My left ankle was fractured and dislocated a touch over 40 years ago when an idiot in a 1968 Ford Mustang ran a stop sign and hit our motorcycle broadside. The end of the bone that creates the outside bump in your ankle (hey, I'm an engineer, not a doctor) was reduced to a bag of bone fragments. The end of the bone that creates the inside bump was broken off as the foot dislocated to one side. The outside bump was worked back into something functional (I believe the doctor said something along the lines of "I hope this works") and the inside was stabilized with a pair of screws (that are still there today). The doctor wasn't just another ER doc on call that night, he was a well respected local ortho surgeon who was also the team physician for the WSU football team. He was supposed to be at a party my parents were attending, but didn't make it for some reason.

He never would show me the pre-op films. Only the post-op. My dad, who taught orthopedic surgery at the veterinary school at WSU, did see the pre-op films. His comment was that the surgeon did a great job with what he had to work with.

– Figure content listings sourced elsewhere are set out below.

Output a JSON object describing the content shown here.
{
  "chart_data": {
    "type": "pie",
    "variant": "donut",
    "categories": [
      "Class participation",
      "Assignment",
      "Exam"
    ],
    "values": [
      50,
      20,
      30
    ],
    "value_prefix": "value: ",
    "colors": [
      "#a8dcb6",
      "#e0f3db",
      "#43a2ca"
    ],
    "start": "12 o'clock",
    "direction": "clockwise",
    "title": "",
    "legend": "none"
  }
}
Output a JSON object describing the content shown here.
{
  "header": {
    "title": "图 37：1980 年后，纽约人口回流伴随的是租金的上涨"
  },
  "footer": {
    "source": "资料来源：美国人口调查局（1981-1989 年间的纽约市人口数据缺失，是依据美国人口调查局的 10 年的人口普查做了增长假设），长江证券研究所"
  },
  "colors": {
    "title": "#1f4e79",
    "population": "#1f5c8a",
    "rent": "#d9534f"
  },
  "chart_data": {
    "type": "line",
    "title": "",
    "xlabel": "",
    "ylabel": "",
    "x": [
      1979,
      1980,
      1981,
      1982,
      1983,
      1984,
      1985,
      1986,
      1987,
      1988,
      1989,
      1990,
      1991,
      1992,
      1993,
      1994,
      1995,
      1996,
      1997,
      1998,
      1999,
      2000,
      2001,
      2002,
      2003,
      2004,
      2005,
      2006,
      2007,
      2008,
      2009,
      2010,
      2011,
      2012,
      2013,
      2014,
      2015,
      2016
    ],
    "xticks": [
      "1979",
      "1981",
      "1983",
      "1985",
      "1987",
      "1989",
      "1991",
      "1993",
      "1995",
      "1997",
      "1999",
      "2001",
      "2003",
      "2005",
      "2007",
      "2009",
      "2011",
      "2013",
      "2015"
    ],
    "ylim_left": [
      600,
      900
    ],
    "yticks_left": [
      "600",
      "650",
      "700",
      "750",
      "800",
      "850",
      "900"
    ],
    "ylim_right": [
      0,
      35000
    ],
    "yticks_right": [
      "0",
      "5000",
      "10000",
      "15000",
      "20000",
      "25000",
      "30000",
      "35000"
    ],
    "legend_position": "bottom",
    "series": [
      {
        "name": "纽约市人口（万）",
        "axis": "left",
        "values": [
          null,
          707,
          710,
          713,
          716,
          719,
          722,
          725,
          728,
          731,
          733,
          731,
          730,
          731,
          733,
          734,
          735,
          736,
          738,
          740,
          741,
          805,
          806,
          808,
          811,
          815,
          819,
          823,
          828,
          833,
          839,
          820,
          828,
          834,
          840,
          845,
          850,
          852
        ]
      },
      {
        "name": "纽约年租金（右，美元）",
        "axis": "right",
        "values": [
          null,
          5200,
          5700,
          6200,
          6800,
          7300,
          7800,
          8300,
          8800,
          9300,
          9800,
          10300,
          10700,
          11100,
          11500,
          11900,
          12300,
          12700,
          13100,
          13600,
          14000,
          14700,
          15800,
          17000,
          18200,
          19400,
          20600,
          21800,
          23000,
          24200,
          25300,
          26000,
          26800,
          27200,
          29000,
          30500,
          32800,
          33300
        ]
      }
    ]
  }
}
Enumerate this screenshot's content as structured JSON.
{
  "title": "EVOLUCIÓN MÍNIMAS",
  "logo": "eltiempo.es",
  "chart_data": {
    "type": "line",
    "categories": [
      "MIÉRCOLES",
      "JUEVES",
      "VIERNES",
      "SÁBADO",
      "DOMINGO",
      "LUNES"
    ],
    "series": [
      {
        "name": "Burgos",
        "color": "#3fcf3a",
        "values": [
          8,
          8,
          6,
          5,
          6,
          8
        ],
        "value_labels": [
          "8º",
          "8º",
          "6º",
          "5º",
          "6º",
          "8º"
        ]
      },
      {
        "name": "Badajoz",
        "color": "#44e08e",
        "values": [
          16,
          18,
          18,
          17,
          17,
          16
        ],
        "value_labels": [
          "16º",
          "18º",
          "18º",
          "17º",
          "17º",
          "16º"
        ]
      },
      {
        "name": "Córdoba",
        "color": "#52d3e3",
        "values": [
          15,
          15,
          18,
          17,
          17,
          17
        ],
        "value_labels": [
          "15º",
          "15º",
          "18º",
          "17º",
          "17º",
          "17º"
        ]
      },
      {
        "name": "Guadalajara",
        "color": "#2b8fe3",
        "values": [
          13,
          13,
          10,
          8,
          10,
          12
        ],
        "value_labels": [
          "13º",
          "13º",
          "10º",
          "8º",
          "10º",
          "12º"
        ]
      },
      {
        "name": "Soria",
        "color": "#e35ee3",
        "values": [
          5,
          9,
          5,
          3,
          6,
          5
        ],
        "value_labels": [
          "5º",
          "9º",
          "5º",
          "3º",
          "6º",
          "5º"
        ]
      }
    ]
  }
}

40 years later I still have limited range of motion in my left ankle. But, I can operate the rudders and brakes with no difficulty. And this was reported during my first medical back in 2000 and required no paperwork. I guess all this rambling is designed to make you worry less. Heal up and you'll be back in the air.
 
OP here, Tuesday (2 months to the day) after breaking it I got cleared to walk around out of the boot. I'm happy to report that I can drive without an issue aside from some extra swelling from use.
 
From previous experience, you should expect swelling for up to a year.

My ortho said it would hurt for a year, he was right. Had the grooviest edema ankle was puffy seemed like sillyputty under the skin.
 
From previous experience, you should expect swelling for up to a year.

Only a year? Mine comes and goes after 40 years.

My ortho said it would hurt for a year, he was right. Had the grooviest edema ankle was puffy seemed like sillyputty under the skin.

If I don't abuse it my ankle is fine. But if I spend too much time on my feet, or walk too far (what is "too far" depends on what shoes I'm wearing) I'll be stiff and sore for the next day or two. I guess it all depends on how badly your ankle was torn up in the first place.